Construct Validity: Most scales used in academia are seriously lacking in evidence of their construct validity. If that is true in scholarly research where standards for justifying methodology are “high” then I can only imagine that evidence of validity is lower in industry where critical review by an external group of experts is much less likely. I do not want to suggest that by not knowing a scale’s validity, it is invalid. NO. The point, however, is that the researcher does not know how well the measure actually measures what it is supposed to measure beyond what can be determined via looking at the scale items (face validity). There are several other forms of validity that are more complicated and can not be readily judged without being able to analyze the full data set if not multiple data sets. Instead, the researcher looking for a scale must scrutinize the evidence that has been provided by previous users.
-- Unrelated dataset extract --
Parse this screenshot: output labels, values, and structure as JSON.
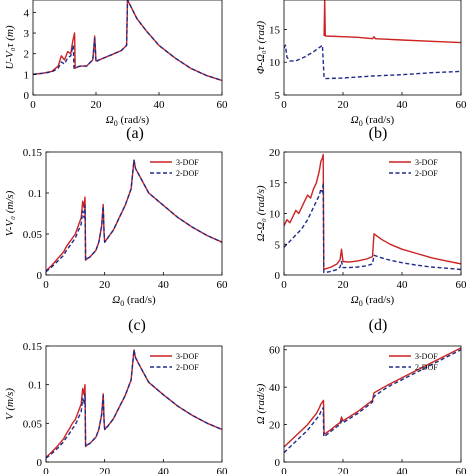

History: All other things being equal, it may make the most sense to use a scale that has been used a lot over time rather than one that is new. For many well-known constructs there are multiple scales available to choose from but, each scale is a little different and those differences can affect results. If it is important to be able to directly compare your results to those of others who studied the construct or a relationship then use the measures that they did unless there are very good reasons not to. (Read more about this issue, "equivalency," in Bruner 2003.)
The bottom line is that just because several measures have the same name does not mean they are of the same quality or are equally appropriate for a purpose. Part of being a good researcher is choosing the right tools rather than just using whatever is most convenient. Luckily, the ability to compare alternative measures of constructs is easier now than it has ever been. The growing library of scales provided at the Marketing Scales website allows alternative measures to be located easily and the reviews provide information to make a choice between them.
Bruner II, Gordon C. (2003), “Combating Scale Proliferation,” Journal of Targeting, Measurement & Analysis, 11 (4), 362-372.